Script vs Film Comparison: The Devil Wears Prada

Today’s Screenplay vs Film selection is the Devil Wears Prada, the workplace comedy which explores the world of high fashion. It stars Meryl Streep as Miranda Priestly, one of New York’s biggest magazine editors, and Anne Hathaway, as Andy, Miranda’s naive assistant. The movie is adapted from the bestselling book of the same name, which was supposedly based on the author’s experiences working as assistant to Anna Wintour, editor-in-chief of Vogue.

As a very successful adaptation which fared much better at the box office than Something Borrowed and One for the Money, the screenplay is especially good to study for screenwriters working on an adapting a book into a movie.

To compare the movie to a script, I tracked down an old screenplay, originally written by Peter Hedges, with revisions by Howard Michael Gould, Paul Rudnick, and Don Roos…with the most current set of revisions penned by Aline Brosh McKenna (what a cool name!).

The draft I read was pretty good. It was funny, sharp, and structurally solid. If the movie had followed that script exactly, I think the resulting movie would have done well. But the movie didn’t follow this script exactly. A number of changes were made, which greatly improved on the foundation set by the screenplay and turned a strong script a blockbuster.

Unnecessary characters and dialogues were cut from the screenplay; lines were frequently reassigned from one character to another. The end result? The characters in the movie are a lot “tighter” and well-defined than they were in the screenplay. We’re better able to focus on the key players: Andy, Miranda, Nigel and Emily–and the complex power struggles between each. Andy has more of active role in her path to self-destruction. And Miranda–well, the movie made her more of a “devil.”

The majority of changes made to the screenplay were minor and subtle, but are definitely worthy of study. If you apply them to your own screenplay, you should be able to write a script that will get noticed. So onto the screenwriting tips!

Screenwriting Tip #1: Be careful with flashforward beginnings

Flashforwards are a popular screenwriting technique to use at the beginning of movies (and television episodes).

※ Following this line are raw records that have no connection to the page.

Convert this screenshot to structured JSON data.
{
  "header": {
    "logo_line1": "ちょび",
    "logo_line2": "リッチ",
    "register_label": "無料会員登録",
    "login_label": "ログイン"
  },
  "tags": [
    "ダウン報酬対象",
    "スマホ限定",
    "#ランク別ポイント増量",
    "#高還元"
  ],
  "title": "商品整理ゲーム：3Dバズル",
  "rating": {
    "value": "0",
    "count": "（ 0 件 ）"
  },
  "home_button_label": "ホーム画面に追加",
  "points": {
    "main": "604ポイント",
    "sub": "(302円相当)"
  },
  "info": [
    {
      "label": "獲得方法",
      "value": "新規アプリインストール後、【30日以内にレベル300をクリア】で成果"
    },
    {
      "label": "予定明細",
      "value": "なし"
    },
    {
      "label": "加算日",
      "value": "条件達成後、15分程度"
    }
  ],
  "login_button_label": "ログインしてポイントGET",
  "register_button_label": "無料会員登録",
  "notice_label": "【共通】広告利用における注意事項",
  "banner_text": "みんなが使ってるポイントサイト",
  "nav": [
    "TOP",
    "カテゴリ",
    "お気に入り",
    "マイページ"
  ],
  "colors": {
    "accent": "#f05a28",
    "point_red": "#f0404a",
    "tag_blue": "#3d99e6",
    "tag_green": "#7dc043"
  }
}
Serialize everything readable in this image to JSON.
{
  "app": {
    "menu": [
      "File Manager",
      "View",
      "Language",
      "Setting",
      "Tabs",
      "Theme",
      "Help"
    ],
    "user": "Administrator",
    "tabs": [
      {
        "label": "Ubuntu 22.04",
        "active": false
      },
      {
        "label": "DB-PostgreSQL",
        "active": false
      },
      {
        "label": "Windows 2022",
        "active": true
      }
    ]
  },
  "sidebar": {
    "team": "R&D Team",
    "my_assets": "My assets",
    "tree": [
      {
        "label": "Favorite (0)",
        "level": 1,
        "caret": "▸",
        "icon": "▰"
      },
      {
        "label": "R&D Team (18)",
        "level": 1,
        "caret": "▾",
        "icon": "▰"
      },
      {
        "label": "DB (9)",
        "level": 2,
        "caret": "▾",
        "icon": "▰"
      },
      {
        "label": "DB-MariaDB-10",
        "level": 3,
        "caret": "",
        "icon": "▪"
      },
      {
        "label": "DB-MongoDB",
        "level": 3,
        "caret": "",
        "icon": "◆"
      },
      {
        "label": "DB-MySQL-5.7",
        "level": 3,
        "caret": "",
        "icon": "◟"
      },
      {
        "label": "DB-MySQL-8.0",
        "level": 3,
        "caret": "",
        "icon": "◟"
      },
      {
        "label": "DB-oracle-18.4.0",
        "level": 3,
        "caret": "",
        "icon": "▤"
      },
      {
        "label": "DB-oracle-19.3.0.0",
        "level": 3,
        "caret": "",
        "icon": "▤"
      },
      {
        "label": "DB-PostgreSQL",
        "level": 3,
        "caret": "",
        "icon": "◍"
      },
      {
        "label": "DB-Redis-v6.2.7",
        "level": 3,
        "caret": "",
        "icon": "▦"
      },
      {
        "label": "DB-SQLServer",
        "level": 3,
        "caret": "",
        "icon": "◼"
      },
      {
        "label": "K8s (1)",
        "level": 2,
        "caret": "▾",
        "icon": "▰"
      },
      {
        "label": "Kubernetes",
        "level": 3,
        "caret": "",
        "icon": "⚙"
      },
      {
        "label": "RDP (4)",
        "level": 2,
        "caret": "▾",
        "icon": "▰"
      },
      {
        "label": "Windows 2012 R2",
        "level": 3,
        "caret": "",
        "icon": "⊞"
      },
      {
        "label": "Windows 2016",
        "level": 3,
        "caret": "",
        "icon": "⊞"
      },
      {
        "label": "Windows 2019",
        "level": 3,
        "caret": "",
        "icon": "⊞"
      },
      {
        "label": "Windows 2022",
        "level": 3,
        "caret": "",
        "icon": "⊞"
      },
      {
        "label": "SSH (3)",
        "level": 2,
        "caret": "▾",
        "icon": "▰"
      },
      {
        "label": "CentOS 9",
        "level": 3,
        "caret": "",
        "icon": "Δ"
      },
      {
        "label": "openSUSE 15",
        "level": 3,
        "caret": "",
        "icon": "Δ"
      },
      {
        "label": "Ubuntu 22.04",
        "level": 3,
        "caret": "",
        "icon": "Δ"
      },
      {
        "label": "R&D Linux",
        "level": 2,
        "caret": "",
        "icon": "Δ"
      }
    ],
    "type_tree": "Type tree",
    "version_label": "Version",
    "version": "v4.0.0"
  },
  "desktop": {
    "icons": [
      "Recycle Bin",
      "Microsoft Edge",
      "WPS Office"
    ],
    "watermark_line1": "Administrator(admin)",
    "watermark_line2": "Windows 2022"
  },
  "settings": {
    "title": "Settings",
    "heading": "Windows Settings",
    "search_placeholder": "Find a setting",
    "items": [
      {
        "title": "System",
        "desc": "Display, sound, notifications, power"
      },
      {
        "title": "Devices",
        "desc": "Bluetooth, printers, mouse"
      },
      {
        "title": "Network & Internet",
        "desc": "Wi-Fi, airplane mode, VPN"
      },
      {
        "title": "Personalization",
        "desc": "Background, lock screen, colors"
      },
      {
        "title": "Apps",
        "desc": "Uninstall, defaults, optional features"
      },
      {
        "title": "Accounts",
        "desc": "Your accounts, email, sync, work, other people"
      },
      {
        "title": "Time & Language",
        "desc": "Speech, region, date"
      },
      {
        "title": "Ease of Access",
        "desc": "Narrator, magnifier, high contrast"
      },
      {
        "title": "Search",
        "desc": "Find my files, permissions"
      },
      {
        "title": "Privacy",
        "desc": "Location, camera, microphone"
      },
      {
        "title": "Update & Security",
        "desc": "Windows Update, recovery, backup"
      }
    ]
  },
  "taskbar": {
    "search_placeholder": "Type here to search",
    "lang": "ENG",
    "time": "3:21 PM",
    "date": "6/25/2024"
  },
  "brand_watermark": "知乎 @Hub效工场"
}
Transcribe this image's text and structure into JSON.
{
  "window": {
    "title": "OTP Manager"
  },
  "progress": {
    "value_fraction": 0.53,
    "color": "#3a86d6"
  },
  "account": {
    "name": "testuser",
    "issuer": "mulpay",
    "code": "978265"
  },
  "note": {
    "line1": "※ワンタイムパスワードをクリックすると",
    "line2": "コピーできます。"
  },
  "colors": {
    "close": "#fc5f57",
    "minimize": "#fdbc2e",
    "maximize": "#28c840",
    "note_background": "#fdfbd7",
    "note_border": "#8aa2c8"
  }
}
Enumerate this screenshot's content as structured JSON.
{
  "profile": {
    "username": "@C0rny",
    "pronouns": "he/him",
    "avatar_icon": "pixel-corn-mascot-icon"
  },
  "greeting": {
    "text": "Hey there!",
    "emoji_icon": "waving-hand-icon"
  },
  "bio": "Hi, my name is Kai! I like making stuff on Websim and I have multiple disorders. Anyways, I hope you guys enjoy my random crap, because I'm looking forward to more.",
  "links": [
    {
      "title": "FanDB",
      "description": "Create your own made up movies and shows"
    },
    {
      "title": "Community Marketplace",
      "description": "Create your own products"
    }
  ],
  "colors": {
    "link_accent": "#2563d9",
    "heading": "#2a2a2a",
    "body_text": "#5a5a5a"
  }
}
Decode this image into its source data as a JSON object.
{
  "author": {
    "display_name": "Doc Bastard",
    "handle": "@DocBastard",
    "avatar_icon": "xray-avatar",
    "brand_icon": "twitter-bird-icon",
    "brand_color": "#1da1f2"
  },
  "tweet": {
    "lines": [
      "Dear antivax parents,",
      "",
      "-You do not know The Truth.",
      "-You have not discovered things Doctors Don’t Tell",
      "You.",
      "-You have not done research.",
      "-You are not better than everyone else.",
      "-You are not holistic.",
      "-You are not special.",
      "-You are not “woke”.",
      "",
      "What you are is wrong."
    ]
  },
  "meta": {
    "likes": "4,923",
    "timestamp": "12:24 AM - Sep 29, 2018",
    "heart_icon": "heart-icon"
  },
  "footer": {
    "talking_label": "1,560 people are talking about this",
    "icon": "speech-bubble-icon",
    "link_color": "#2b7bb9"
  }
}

For example, the first scene in the script actually comes from the end of the movie, right around the “all is lost” moment or perhaps at the climax.

It’s usually a tense scene which immediately engages the reader…and then we flashback to “how it all began,” rendering the first and second acts one large flashback sequence.

This technique can be successful (it was used at the beginning of Out of Sight, launched the first season of Revenge, and if I’m not mistaken, is how the first Twilight book began), and that’s probably why it was used at the beginning of the Devil Wears Prada screenplay. Here it is:

INT. CHATEAU — FRANCE — DAY

An elegant 17th century mansion a short distance from Paris. A dinner is set for about a hundred people. Everything is perfect; exquisite flowers, linens, silver…

Anyone who’s anyone in the fashion world is there. We see Lagerfeld…Valentino…Marc Jacobs…

NIGEL KIPLING, a dapper man in his late 30s/early 40s, speaks at a podium at the center of the dais on one side of the room.

Our POV is from someone else on the dais so we see NIGEL from the back.

NIGEL

…her name has become legend. Her magazine is the Bible for anyone interested in style, taste and sophistication. Without a doubt one of the most elegant women ever to walk the planet, I give you…Miranda Priestly.

Loud applause rings out. And from the back we see MIRANDA PRIESTLY approaching the podium. We can only make out her fancy updo, the curves of her couture gown.

As MIRANDA lingers, taking in the applause…

We reverse to see whose point of view we are watching from…

…ANDY BARNES, 20s, pretty, elegantly put together. She stands a few feet behind MIRANDA.

She applauds, smiling. Some of MIRANDA’s light spills onto ANDY.

MIRANDA starts to talk and we hear a brief SCREECH of feedback. The SCREECH dissolves into…

FLASH BACK TO:

EXT. MIDTOWN STREET — DAY

…the SCREECH of a taxi, rounding a corner.

Six months earlier. ANDY walks out of a subway station, clutching a piece of paper with a direction on it.

ANDY looks nothing like the polished young woman from the chateau. Her hair and makeup are college student simple.

Andy is looking for the Elias-Clarke headquarters to interview for a position at Runway, which is where the movie version begins. Why did the movie drop the flashforward opening?

The scene at the chateau was well-described…but it didn’t tell us much about the main characters. It didn’t have one hint of conflict. It couldn’t really engage the audience. It’s just a fancy tableau filled with beautiful people.

But seeing an unfashionable girl lost in New York City–that’s a story in one image, a story which can immediately elicit empathy from a large proportion of the target audience.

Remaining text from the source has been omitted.